Der Begriff der Kultur hat für sich das Problem, dass er nicht erklären kann, warum die Grenze gerade hier oder dort gezogen wird, warum sie für dieses noch eine Zugehörigkeit bereit hält und für jenes nicht mehr. Neonazis, aber auch viele gemäßigtere Menschen, halten nationalpathologische Prozesse für die Schuldigen und argumentieren, dass diese Prozesse eliminiert werden müssten, in welcher Form auch immer, um das Kulturproblem zu lösen. Es ist aber sehr viel sicherer, dass der unklare Begriff gerade diese Prozesse erzeugt. Nicht erzeugt in dem Sinne, dass durch den Kulturbegriff plötzlich Dönerbuden statt Rouladenkiosks entstehen, oder die Ausländer-Kriminalität besonders ansteigt, sondern in dem Sinne erzeugt, dass hier ein besonders qualitatives Gewicht geschaffen wird und dass die Ausländer-Kriminalität als eine Art schwerwiegender pathologischer Prozess gesehen wird, im Vergleich zur "normalen" deutsche Kriminalität.

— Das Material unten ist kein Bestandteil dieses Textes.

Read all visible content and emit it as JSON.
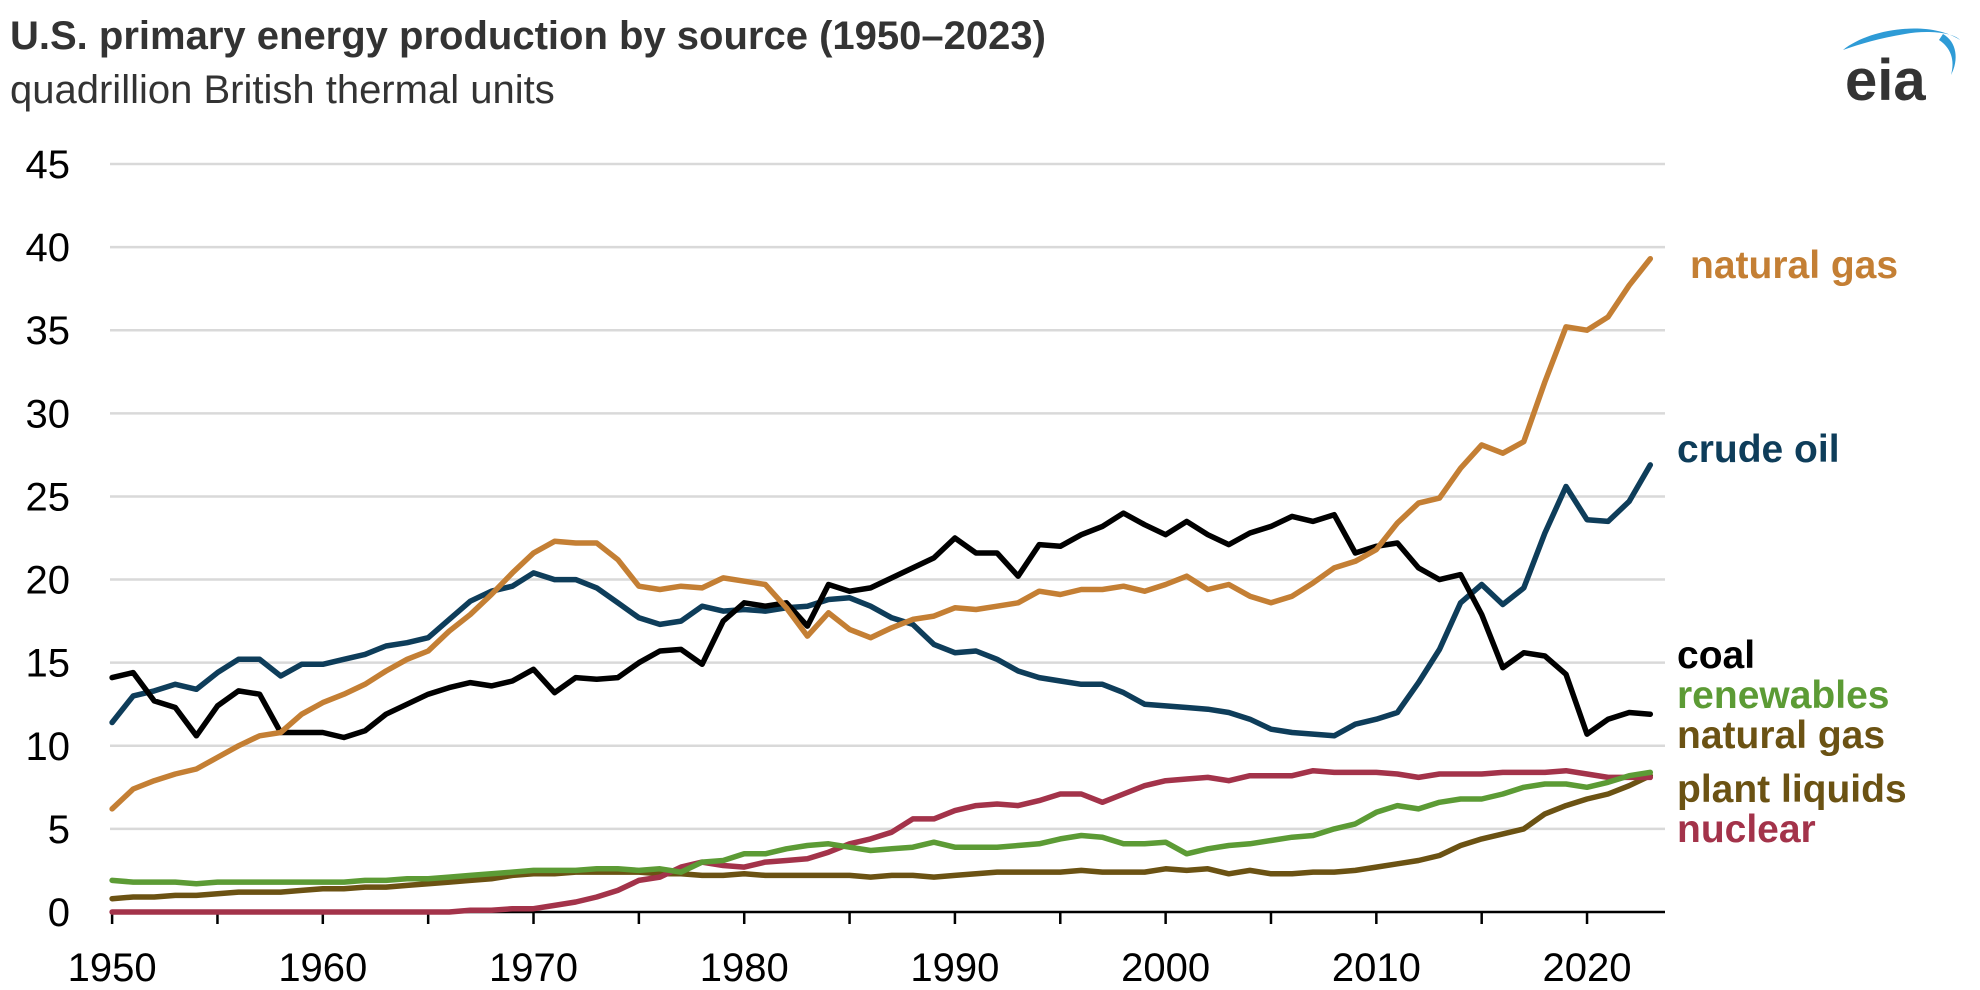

Unscharfe Begriffe und der Zorn

Unscharfe Begriffe sind immer Begriffe, die sehr ungefertigt dastehen. Vor allem ist der Zusammenhang zwischen der kognitiven Struktur und dem sinnlichen Dasein eher lose oder auch mal ganz und gar widersprüchlich. An solchen Konstellationen aber klebt der Zorn oder die Resignation. Zorn, das ist immer noch eine pathologische Verschiebung einer gesunden Aggression, die zum Lernen dazugehört, und auch zur Begriffsbildung. Kann ein Begriff nicht das leisten, was er zunächst verspricht, und der Begriff der Kultur gehört hier auf jeden Fall dazu, dann muss man ihn entweder fallen lassen, oder man gerät in Gefahr, den Zorn auf jene Prozesse abzuspalten, die gerade den Begriff auflösen oder aufzulösen drohen. Im Falle der Kultur sind dies natürlich dann all die Sachen, die nicht in die erste Handhabung der Kultur passen. Dass hinterrücks damit auch ganz andere Phänomene aus der Kultur herausgeworfen werden, wie zum Beispiel die meisten klassischen deutsche Schriftsteller, mag dann niemand mehr sehen.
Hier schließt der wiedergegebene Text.